Surface appearances might even suggest too casual of a creative attitude. Primary players just use actors’ actual first and last names. Bit parts are given such cursory consideration that background characters have names like “Man Eating Hotdog” and “Roommate’s Buddy.” Secondary beats develop Danni’s backstory relationships by suggesting her arc of troubled loner finding a meaningful place in the world might have a thematic parallel to the plot, though such a payoff never pans out.

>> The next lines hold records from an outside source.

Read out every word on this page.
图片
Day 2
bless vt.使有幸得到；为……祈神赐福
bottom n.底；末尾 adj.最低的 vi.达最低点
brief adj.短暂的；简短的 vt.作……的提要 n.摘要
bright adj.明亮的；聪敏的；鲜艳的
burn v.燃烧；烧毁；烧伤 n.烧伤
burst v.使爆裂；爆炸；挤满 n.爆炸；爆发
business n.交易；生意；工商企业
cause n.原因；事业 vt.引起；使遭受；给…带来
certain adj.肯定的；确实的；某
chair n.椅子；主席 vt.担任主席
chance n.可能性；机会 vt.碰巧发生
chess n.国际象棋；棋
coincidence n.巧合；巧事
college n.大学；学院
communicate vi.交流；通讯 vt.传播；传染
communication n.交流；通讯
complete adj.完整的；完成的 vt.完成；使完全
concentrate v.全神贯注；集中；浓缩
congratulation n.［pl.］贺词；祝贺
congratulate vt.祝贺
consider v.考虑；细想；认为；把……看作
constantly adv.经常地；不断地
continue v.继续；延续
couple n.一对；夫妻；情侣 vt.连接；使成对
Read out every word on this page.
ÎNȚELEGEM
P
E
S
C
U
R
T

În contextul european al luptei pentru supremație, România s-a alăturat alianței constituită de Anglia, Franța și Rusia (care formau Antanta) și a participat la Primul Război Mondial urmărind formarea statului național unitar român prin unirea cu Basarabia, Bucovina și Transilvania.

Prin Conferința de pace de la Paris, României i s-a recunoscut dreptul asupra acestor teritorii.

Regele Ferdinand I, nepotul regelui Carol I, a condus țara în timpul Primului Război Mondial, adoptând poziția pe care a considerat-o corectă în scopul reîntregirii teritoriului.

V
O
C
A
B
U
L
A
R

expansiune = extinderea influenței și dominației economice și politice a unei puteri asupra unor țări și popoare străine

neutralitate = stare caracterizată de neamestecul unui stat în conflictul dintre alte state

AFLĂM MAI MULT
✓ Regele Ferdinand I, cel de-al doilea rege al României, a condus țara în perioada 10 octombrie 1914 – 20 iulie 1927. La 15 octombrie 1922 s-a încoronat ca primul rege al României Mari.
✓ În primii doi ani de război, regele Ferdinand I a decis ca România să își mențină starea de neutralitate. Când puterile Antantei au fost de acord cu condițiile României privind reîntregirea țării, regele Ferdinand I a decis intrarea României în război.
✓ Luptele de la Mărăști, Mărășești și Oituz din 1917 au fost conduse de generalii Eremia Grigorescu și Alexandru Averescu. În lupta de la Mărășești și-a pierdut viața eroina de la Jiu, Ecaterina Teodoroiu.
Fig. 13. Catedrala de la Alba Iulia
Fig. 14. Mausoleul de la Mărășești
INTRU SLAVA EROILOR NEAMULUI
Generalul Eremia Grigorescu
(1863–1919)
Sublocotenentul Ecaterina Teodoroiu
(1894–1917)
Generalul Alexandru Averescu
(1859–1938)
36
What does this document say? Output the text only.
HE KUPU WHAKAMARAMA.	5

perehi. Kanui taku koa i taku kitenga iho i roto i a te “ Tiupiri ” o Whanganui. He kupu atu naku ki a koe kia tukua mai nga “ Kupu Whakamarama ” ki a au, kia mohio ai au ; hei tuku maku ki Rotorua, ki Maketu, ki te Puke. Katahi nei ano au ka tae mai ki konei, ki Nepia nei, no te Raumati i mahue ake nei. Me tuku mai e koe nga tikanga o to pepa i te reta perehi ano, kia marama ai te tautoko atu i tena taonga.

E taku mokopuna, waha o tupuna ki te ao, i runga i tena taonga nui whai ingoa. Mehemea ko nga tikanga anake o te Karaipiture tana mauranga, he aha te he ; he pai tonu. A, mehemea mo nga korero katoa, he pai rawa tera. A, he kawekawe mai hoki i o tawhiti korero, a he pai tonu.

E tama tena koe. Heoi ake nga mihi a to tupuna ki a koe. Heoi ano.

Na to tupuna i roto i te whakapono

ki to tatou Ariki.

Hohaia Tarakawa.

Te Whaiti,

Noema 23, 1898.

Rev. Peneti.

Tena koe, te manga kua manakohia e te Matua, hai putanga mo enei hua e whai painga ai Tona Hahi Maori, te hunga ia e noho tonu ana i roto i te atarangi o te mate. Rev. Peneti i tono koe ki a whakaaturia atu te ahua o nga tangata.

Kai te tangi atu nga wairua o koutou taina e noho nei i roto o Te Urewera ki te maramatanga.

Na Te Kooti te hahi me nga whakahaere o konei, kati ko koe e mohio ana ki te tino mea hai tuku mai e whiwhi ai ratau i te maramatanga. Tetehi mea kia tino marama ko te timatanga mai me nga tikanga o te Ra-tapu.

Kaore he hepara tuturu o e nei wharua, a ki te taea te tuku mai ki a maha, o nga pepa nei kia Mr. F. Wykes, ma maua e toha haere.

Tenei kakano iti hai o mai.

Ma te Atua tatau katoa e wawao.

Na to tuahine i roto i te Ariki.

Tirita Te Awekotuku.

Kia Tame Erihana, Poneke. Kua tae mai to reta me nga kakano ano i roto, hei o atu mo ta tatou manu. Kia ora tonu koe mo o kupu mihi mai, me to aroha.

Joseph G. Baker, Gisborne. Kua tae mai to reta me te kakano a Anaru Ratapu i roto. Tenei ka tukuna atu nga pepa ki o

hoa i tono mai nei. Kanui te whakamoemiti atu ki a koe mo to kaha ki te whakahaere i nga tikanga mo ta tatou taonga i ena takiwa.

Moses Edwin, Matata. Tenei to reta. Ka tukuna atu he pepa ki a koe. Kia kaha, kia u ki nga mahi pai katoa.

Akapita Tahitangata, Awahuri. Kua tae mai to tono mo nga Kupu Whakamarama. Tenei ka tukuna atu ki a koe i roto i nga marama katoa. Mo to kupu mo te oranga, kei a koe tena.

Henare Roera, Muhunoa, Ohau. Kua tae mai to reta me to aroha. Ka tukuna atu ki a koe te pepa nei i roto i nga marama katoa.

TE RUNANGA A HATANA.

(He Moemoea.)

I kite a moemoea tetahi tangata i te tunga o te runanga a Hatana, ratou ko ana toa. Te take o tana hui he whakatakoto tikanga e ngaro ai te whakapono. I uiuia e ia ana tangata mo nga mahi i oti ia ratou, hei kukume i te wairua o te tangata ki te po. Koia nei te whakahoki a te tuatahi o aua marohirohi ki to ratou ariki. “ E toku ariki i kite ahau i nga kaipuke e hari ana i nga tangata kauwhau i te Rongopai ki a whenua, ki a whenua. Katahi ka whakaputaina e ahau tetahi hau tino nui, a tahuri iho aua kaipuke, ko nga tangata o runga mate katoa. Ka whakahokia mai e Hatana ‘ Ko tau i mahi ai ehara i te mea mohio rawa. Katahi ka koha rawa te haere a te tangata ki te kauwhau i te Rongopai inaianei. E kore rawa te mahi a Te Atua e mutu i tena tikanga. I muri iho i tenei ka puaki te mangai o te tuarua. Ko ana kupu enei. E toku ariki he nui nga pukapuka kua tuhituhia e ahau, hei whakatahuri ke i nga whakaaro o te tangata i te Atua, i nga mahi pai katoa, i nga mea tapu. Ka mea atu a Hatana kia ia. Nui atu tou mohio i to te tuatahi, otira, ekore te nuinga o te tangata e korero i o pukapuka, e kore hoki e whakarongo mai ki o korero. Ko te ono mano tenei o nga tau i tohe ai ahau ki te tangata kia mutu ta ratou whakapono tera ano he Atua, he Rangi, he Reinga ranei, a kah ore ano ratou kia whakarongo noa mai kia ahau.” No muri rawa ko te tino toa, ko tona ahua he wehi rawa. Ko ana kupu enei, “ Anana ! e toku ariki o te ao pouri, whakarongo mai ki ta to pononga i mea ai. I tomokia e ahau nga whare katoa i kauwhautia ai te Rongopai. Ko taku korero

Except what this less-is-more, or rather less-is-all-we-need, approach brings “The Gateway” is a spirit of scrappiness perhaps light on polish, yet heavy on courage to be different through simplicity. Also functioning as the film’s cinematographer, McCrea crams his camera into odd corners for disorienting angles, likely due to constrictions of shooting inside an apartment the size of a small closet. Lead performers Danni Smith and Tim Lueke have no other acting credits to their names and that inexperience lends authenticity to roles as an affable Average Jane and Average Joe. Accentuate stripped imagery and sincere characterizations with Adam Skerritt’s equally offbeat music and “The Gateway” delivers a throwback 1980s tone without retro chic smoke and mirrors.
Running an almost scandalously scant 70 minutes including credits, “The Gateway” has the right amount of uniqueness to go down easy before it has time to grow tiresome. The film is not quite weirdly inventive enough for everlasting midnight movie cult status, but it at least tears a ticket for one night’s worth of modestly eccentric entertainment.
Review Score: 75
At least the movie only runs 70 minutes, though I suppose that extra 10 technically disqualifies it from being a literal amateur hour.